June 2002, schematic design phase completed in 2003
The Allied Riyadh Bank (ARB) headquarters, the farmers’ bank, was conceived as a series of earth-forms within an active farmland that will change with seasons.
Cultivating the land amidst the desert landscape creates a strong sense of place and identity for the bank. The ARB bank is a 240m high rise tower consisting of 30-storeys.
It lies in proximity to the Al Faisaliah Tower and the Kingdom Tower. The project is designed with several sustainable features and allows low energy consumption despite being located in the harsh desert environment.
The project was launched by Skidmore, Owings and Merrill (SOM) in June 2002. The schematic design was completed in 2003 and construction completed in 2009. The estimated cost of the project was $110m.
In 2007, the ARB Bank project received an Emirates Glass LEAF Award for architectural innovation.
The centrepiece of the project is a cistern, where water is collected, controlled and distributed.
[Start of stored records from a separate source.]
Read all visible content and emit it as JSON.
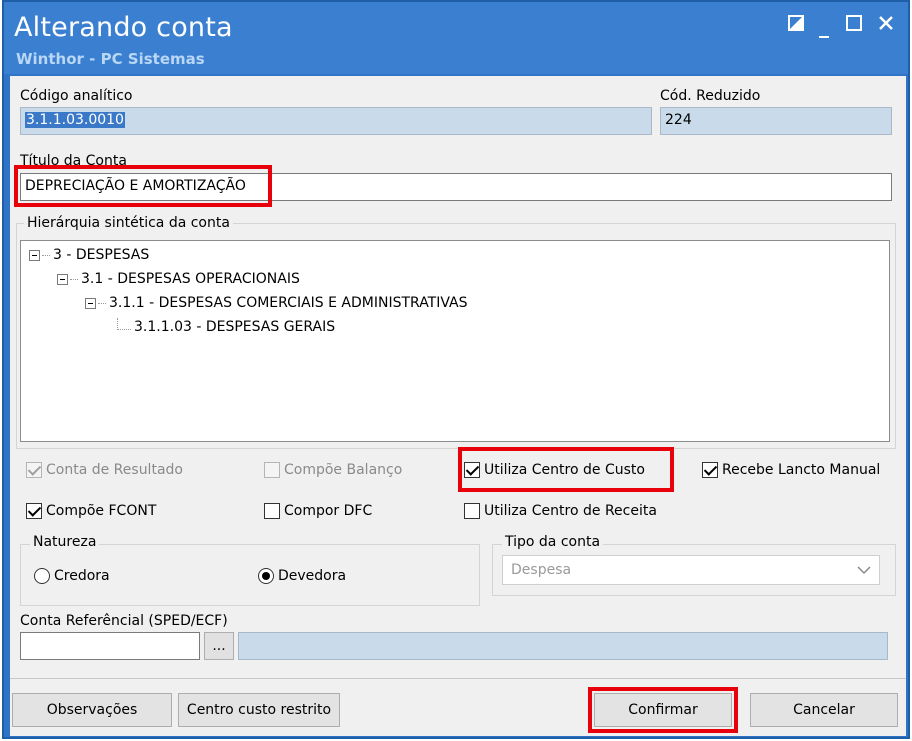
{
  "window": {
    "title": "Alterando conta",
    "subtitle": "Winthor - PC Sistemas"
  },
  "fields": {
    "codigo_analitico_label": "Código analítico",
    "codigo_analitico_value": "3.1.1.03.0010",
    "cod_reduzido_label": "Cód. Reduzido",
    "cod_reduzido_value": "224",
    "titulo_label": "Título da Conta",
    "titulo_value": "DEPRECIAÇÃO E AMORTIZAÇÃO"
  },
  "hierarchy": {
    "title": "Hierárquia sintética da conta",
    "nodes": [
      "3 - DESPESAS",
      "3.1 - DESPESAS OPERACIONAIS",
      "3.1.1 - DESPESAS COMERCIAIS E ADMINISTRATIVAS",
      "3.1.1.03 - DESPESAS GERAIS"
    ]
  },
  "checkboxes": {
    "conta_resultado": {
      "label": "Conta de Resultado",
      "checked": true,
      "enabled": false
    },
    "compoe_balanco": {
      "label": "Compõe Balanço",
      "checked": false,
      "enabled": false
    },
    "utiliza_centro_custo": {
      "label": "Utiliza Centro de Custo",
      "checked": true,
      "enabled": true
    },
    "recebe_lancto_manual": {
      "label": "Recebe Lancto Manual",
      "checked": true,
      "enabled": true
    },
    "compoe_fcont": {
      "label": "Compõe FCONT",
      "checked": true,
      "enabled": true
    },
    "compor_dfc": {
      "label": "Compor DFC",
      "checked": false,
      "enabled": true
    },
    "utiliza_centro_receita": {
      "label": "Utiliza Centro de Receita",
      "checked": false,
      "enabled": true
    }
  },
  "natureza": {
    "title": "Natureza",
    "options": [
      "Credora",
      "Devedora"
    ],
    "selected": "Devedora"
  },
  "tipo_conta": {
    "title": "Tipo da conta",
    "value": "Despesa"
  },
  "conta_referencial": {
    "label": "Conta Referêncial (SPED/ECF)",
    "browse": "..."
  },
  "buttons": {
    "observacoes": "Observações",
    "centro_custo_restrito": "Centro custo restrito",
    "confirmar": "Confirmar",
    "cancelar": "Cancelar"
  },
  "colors": {
    "titlebar": "#3a7fd0",
    "highlight": "#e8000b",
    "readonly_field": "#c9dbea"
  }
}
A 60m-tall monolithic rammed-earth cube rises from the cistern.
The walls of the monolith act as a protective envelope against harsh Middle Eastern climatic elements such as sun, wind and sand, as well as urban conditions like noise and blast.
Rammed-earth construction, the technique of pounding moist earth into a formwork to create monolithic walls of earth, has been used for thousands of years.
This traditional construction technique allows the use of inexpensive local materials in a thick walled system that maintains a high thermal mass leading to lower energy use.
Within these protective earth walls an internal labyrinth of interconnected programme elements is located.
The project challenges the preconceived notion of office building typology by dividing its internalised office components vertically into three vertical precincts, yet weaving them back together with a complex tissue of open spaces.
The interlocked arrangement of the precinct creates a series of courtyards to maximise the interaction.
A spiralling ramp runs along the monolithic walls, weaving together the interconnected courtyards and precincts.
The monolithic walls are penetrated by a sequence of ‘periscoping windows’.
The periscoping window is an armature to control light and views, which allows one to see without being seen, a widely used concept in the Middle East in order to protect privacy. The windows create a phenomenal play of light and shadow, allowing intermittent glimpses of outside views.
Associate architects of SOM in the headquarters tower design were Mohamed Harasani Architects. The mechanical, electrical and plumbing engineer for the project was BM Services. The company also designed the landscaping. PHNEH Services was the subcontractor.